Robin Botie of ithaca, New York, makes rituals and toasts with sisters on their mother's 90th birthday.“What kind of rituals did you do?” a friend asked, peering at me from the corner of one eye, like I was talking about voodoo or séances. But there’s nothing mystical about rituals. They are simply small acts done to honor someone or to remember an event. We do rituals all the time. Like lighting candles on a cake and singing happy birthday. Like raising the flag. Feasting on Thanksgiving. Graduations and marriages are rituals. Rituals can be private or public acknowledgements. They can follow age-old traditions or be unique responses to mark a special moment. There are rituals of joy and rituals for healing.
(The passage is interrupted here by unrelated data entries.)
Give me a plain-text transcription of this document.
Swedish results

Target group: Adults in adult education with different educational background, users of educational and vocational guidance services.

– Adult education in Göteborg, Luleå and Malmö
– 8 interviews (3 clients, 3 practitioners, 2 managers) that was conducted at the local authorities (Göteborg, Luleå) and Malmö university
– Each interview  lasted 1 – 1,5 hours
To create a ritual, you just do something to make a meaningful connection to whomever or whatever you want to commemorate.

“Well, the whole trip to the Rocky Mountains was a tribute to my daughter who died,” I told my skeptical friend. “I threw her jewels off the highest cliffs I could find, sang her songs, and blew bubbles into the wind. I read my manuscript aloud to her, a few chapters each day, by a lake. There were chocolates. Candles. And on the last evening, I stood watching the sun set over the elk field as I listened to the CD she left me.”

Long before my daughter died, my first rituals were funerals for dead birds. The neighborhood kids shared solemn words as we wrapped small creatures in Kleenex with shriveled dandelion buds, and buried them in the tiny space between the back of a garage and my mother’s rock garden. Later, rituals focused on the changing seasons. In the fall there was apple picking, pumpkin carving, the annual cooking and freezing of hearty soups, and traveling the countryside to view the fall colors.

The beginning of October is the time for the bittersweet annual ritual of closing the season at my mother’s summer home. My sisters and I gathered in Massachusetts the past weekend. I packed up the old philodendron plant that lives on the porch during the warm months and returns with me to Ithaca for the winter. My sisters raided the closets for cold-weather coats. And then we all made the rounds to say goodbye to Hoadley Gallery, the Shear Design Hair Salon, and Chez Nous Bistro. Until next summer.

“Cheers!” We raised our wineglasses and clinked them heartily. For three days we feasted and toasted. It was our mother’s 90th birthday.